Wednesday, August 02, 2006

Starbucks to open its 1st store in Brazil

Starbucks in May said it would open its first store in Brazil within a year through a joint venture with Cafes Sereia do Brasil Participacoes SA, a Brazilian holding company that also runs McDonald's and Outback Steakhouse restaurants.

Brazil is the No. 2 coffee-drinking nation behind the U.S. The first Brazil store is set to open next year in Sao Paulo.

Starbucks plans to open 1,800 stores overall this year. Thomas Weisel Partners LLC analyst Matthew DiFrisco estimates Starbucks will exceed that goal with about 1,950 stores in 2006.

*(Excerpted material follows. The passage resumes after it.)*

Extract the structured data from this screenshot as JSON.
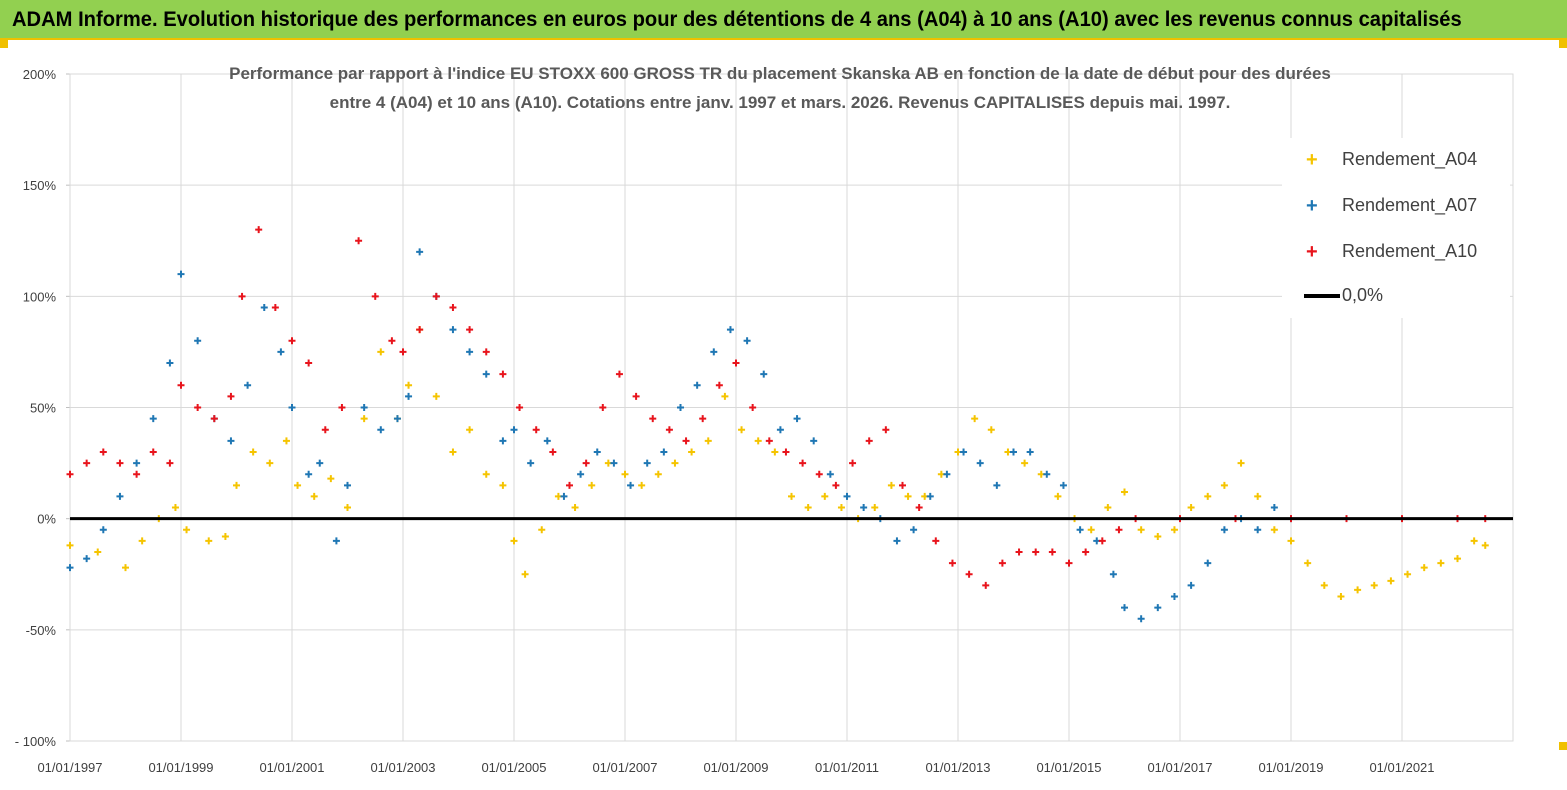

The company had opened 1,543 stores through the first nine months of the year, or 86 percent of its goal, New York-based DiFrisco said in a July 24 research note. For the past two years, Starbucks had opened about 66 percent of its targeted new stores by the end of the third quarter, he said.

So now, it is time to wait and enjoy Starbucks in Brazil...

1 Comments:

At 9:04 AM, Anonymous Anonymous said...

Brazil also happens to be one of the biggest, and best, coffee-PRODUCING countries in the world -- and has one of the largest wealth distribution gaps in the world.

And it is not like the urban middle class is growing, either.

So the idea of paying the same price there as you would pay in a major American city, as I read in the Brazilian press coverage on the event, is pretty darn absurd.

In São Paulo, especially, where we live, with its vast Italian diaspora, the very idea of offering a 24-oz. Big Gulp capuccino served in a PAPER CUP for some $R10 is ... well, just laughably heretical and insane.

The taste of the paulista runs to 2-oz espresso shots of near-Turkish (or Turkish, in fact, as there is a huge Lebanese and Syrian diaspora there as well) intensity.

I predict an epidemic of entrepreneurial camelôs (black market street vendors) cloning the frapuccino, serving it up in bootleg Starbucks-branded cups from Paraguay, and making a killing selling it at half the price.